Artist Talk with Zoe Buckman

Showings

The Church Fri, Jul 14, 2023 6:00 PM

Description

ARTIST TALK with ZÖE BUCKMAN

FRIDAY, JULY 14 | 6 PM

TICKETS
Members: $10
Non-Members: $20

 

Multidisciplinary artist Zöe Buckman will speak on her work including Champion, 2016, one of the many featured works in The Church’s summer exhibition, Strike Fast, Dance Lightly: Artists on Boxing. Buckman’s art practices incorporate sculpture, textiles, ceramics, photography, and large-scale public installations. Her work explores identity, trauma, and gendered violence, challenging the prepossessed notions of vulnerability and strength.

 

Having developed an explicitly feminist approach, Buckman regularly works with objects that are associated with gender.  Specifically, in Buckman’s work Champion, the boxing gloves hint at a truculent masculinity. Buckman’s work contains both verbal and non-verbal dialogues due to the artist’s intentional choices of source material, snippets of conversation, stained tablecloths, and hip-hop lyrics. Sara Cochran, Chief Curator and Co-Curator of Strike Fast, Dance Lightly will interview Buckman on her work in the show, her career, and artistic process.

 

ABOUT ZÖE BUCKMAN
Zoë Buckman was born in 1985 in Hackney, East London. She studied at The International Center of Photography (GS ‘09) and was awarded an Art Matters Grant in 2017.  She has shown in solo exhibitions at Pippy Houldsworth Gallery, London; Fort Gansevoort Gallery, New York; Gavlak Gallery, Los Angeles; Papillion Art, Los Angeles; Project for Empty Space, Newark; Garis & Hahn Gallery, Los Angeles; and Milk Gallery, New York.

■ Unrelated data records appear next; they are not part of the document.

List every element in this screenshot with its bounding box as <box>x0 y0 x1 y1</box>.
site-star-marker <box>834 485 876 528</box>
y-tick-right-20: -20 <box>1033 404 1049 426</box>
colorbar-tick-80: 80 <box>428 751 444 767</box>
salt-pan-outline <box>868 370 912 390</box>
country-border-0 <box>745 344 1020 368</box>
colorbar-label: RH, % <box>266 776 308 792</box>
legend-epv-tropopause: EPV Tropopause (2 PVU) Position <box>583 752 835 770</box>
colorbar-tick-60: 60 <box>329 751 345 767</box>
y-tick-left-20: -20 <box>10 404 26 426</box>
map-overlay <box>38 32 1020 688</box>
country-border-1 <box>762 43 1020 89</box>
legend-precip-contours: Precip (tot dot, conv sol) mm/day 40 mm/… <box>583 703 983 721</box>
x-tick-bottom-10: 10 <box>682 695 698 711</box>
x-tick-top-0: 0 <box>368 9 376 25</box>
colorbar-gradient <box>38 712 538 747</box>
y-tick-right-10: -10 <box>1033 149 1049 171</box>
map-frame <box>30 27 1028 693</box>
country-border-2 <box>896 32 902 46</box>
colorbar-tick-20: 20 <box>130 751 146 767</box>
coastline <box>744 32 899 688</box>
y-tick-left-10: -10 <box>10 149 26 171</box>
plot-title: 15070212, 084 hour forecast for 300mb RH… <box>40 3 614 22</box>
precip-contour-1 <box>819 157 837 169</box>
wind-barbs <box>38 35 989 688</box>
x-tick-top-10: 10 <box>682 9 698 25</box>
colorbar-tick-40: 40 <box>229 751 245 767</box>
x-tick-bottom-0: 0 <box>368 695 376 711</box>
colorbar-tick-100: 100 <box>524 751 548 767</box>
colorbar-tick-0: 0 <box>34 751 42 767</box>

Group exhibitions include Baltimore Museum of Art, Baltimore; MOCA, Virgina; Camden Arts Centre, London; The Studio Museum in Harlem, The Children’s Museum of the Arts, New York; Paul Kasmin Gallery, New York; The Tarble Arts Center, Illinois; Goodman Gallery, South Africa; Jack Shainman Gallery, New York;  Unit London; NYU Florence, Grunwald Gallery of Art Gallery, Indiana University; The Democratic National Convention, Philadelphia; The National Center for Civil and Human Rights, Atlanta; and The National Museum of African-American History & Culture,Washington, D.C.; The Visual Arts Center of New Jersey; The Centre Regional D’Art Contemporain, Sète, France and Smack Mellon, New York. Public art installations include For Freedoms “50 State Initiative”, “Inaction is Apathy” billboard at 21c Museum Hotel Bentonville, Arkansas and “Champ” at The Standard, Downtown LA with Art Production Fund.